Jeffreys-Jones, Rhondri. "W. Somerset Maugham: Anglo-American Agent in Revolutionary Russia." American Quarterly 28 (1976): 90-106.

This article, at the outset, sounds very promising, with the intention to review Maugham's accomplishment as a spy. However, the reader is hit on the face by a blatant factual error in the very first sentence: "W. SOMERSET MAUGHAM (1874-1966)." I don't think there is any question as to the date of Maugham's death.

With a bruise on one eye promptly the reader gets hit on the other on the second page: "It is possible that Maugham chose to overstress those failures [in his secret intelligence activities] because of his masochism, a masochism which further accounted for his acceptance of the danger and claustrophobia involved in espionage" (91).
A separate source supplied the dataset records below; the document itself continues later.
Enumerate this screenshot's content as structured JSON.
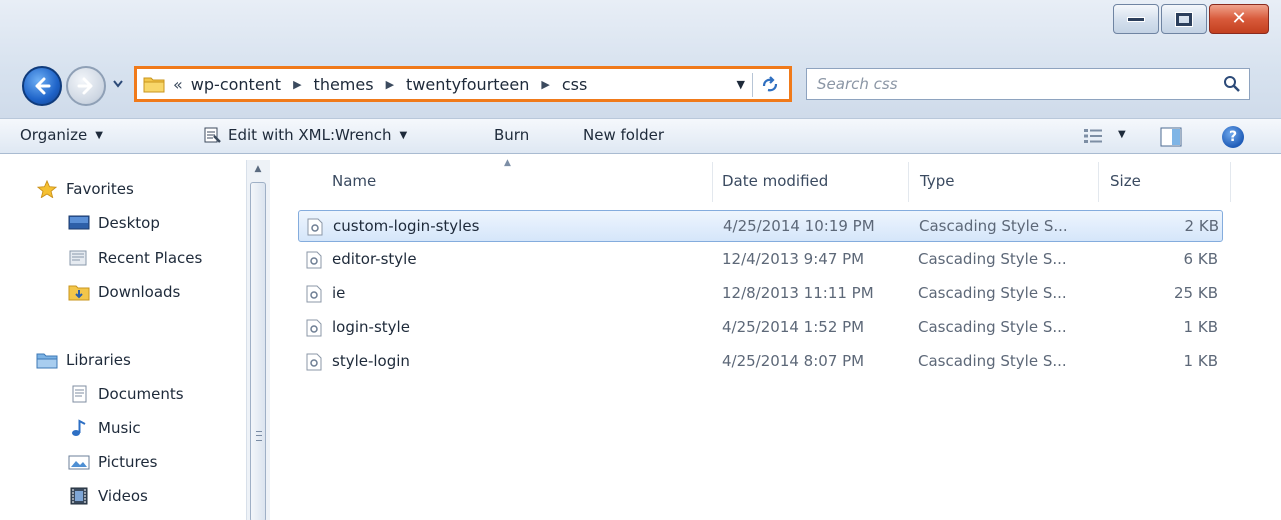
{
  "window": {
    "controls": [
      "minimize",
      "maximize",
      "close"
    ]
  },
  "address": {
    "overflow": "«",
    "crumbs": [
      "wp-content",
      "themes",
      "twentyfourteen",
      "css"
    ]
  },
  "search": {
    "placeholder": "Search css"
  },
  "toolbar": {
    "organize": "Organize",
    "edit_with": "Edit with XML:Wrench",
    "burn": "Burn",
    "new_folder": "New folder"
  },
  "nav_pane": {
    "favorites": "Favorites",
    "desktop": "Desktop",
    "recent_places": "Recent Places",
    "downloads": "Downloads",
    "libraries": "Libraries",
    "documents": "Documents",
    "music": "Music",
    "pictures": "Pictures",
    "videos": "Videos"
  },
  "columns": {
    "name": "Name",
    "date": "Date modified",
    "type": "Type",
    "size": "Size"
  },
  "files": [
    {
      "name": "custom-login-styles",
      "date": "4/25/2014 10:19 PM",
      "type": "Cascading Style S...",
      "size": "2 KB",
      "selected": true
    },
    {
      "name": "editor-style",
      "date": "12/4/2013 9:47 PM",
      "type": "Cascading Style S...",
      "size": "6 KB",
      "selected": false
    },
    {
      "name": "ie",
      "date": "12/8/2013 11:11 PM",
      "type": "Cascading Style S...",
      "size": "25 KB",
      "selected": false
    },
    {
      "name": "login-style",
      "date": "4/25/2014 1:52 PM",
      "type": "Cascading Style S...",
      "size": "1 KB",
      "selected": false
    },
    {
      "name": "style-login",
      "date": "4/25/2014 8:07 PM",
      "type": "Cascading Style S...",
      "size": "1 KB",
      "selected": false
    }
  ],
  "colors": {
    "address_highlight": "#f07a1a",
    "selection_border": "#84acdd",
    "selection_fill": "#d5e6fa"
  },
  "icons": {
    "back": "back-arrow-icon",
    "forward": "forward-arrow-icon",
    "refresh": "refresh-icon",
    "search": "search-icon",
    "help": "help-icon",
    "file": "css-file-icon"
  }
}
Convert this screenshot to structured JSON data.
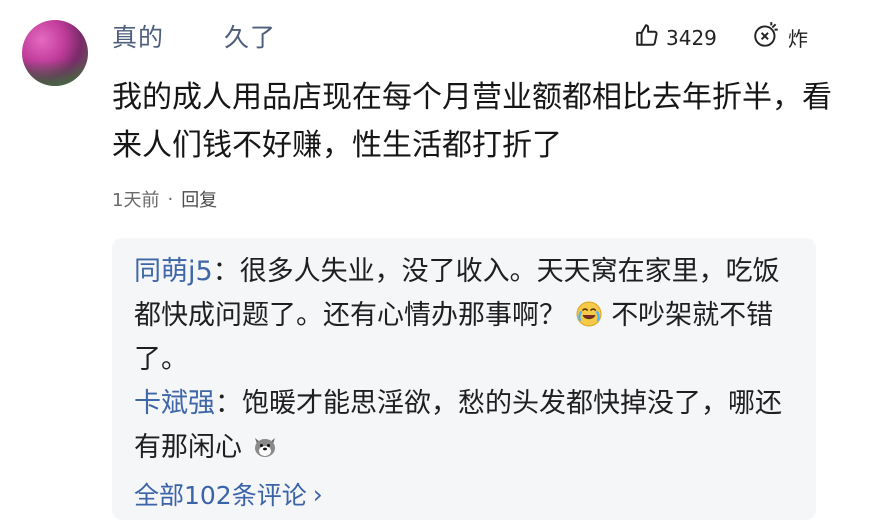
{
  "comment": {
    "username_prefix": "真的",
    "username_suffix": "久了",
    "like_count": "3429",
    "bomb_label": "炸",
    "text": "我的成人用品店现在每个月营业额都相比去年折半，看来人们钱不好赚，性生活都打折了",
    "time": "1天前",
    "dot": "·",
    "reply_label": "回复"
  },
  "replies": [
    {
      "name": "同萌j5",
      "sep": "：",
      "text_before_emoji": "很多人失业，没了收入。天天窝在家里，吃饭都快成问题了。还有心情办那事啊？",
      "text_after_emoji": "不吵架就不错了。"
    },
    {
      "name": "卡斌强",
      "sep": "：",
      "text": "饱暖才能思淫欲，愁的头发都快掉没了，哪还有那闲心"
    }
  ],
  "more": {
    "label": "全部102条评论",
    "chevron": "›"
  },
  "icons": {
    "like": "thumbs-up-icon",
    "bomb": "bomb-icon",
    "reply1_emoji": "laugh-cry-emoji-icon",
    "reply2_emoji": "dog-emoji-icon"
  }
}
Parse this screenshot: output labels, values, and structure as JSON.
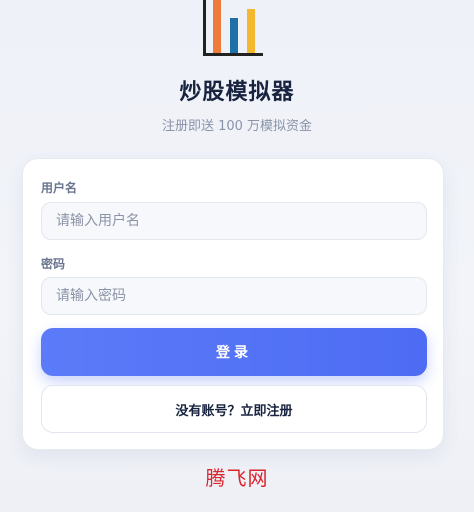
{
  "logo": {
    "icon": "bar-chart-icon",
    "bar_colors": [
      "#f07a3a",
      "#1f6fa8",
      "#f4b82e"
    ],
    "axis_color": "#222222"
  },
  "header": {
    "title": "炒股模拟器",
    "subtitle": "注册即送 100 万模拟资金"
  },
  "form": {
    "username_label": "用户名",
    "username_placeholder": "请输入用户名",
    "username_value": "",
    "password_label": "密码",
    "password_placeholder": "请输入密码",
    "password_value": "",
    "login_label": "登录",
    "register_label": "没有账号？立即注册"
  },
  "watermark": {
    "text": "腾飞网"
  },
  "colors": {
    "accent": "#4f6ef5",
    "watermark": "#d9252d"
  }
}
With a raw steak on one eye I tried to take this as saying that someone is bilious or phlegmatic or constipated and secretly wondered what Maugham would have looked like in leather and cuffs. I can imagine how delighted some of Maugham's more sensationalist biographers would be with this quote.

I had to shift the raw steak onto the other eye when I read: "From a personal point of view, Maugham was probably glad to cooperate with the United States. He had a close and possibly homosexual relationship with an American named Haxton. Haxton had been harrassed by the British authorities. Perhaps thrown into an unduly recalcitrant mood, Maugham was to become acid about his secret service superiors in London" (92). Hmm...no comment...

Putting the pseudo-psychoanalysis aside, Jeffreys-Jones cited from Maugham's cablegrams and dairies from people he came in contact with during these secret activities, which could be of interest; though I saw from the reference that many of them came from Calder's W. Somerset Maugham and the Quest for Freedom, which I haven't read yet so I can't say how original Jeffreys-Jones' own interpretation is.

With my eyes still sore I can only report the conclusion, which is that Maugham's analyses and recommendations to the situation at that time were taken seriously, especially by the United States.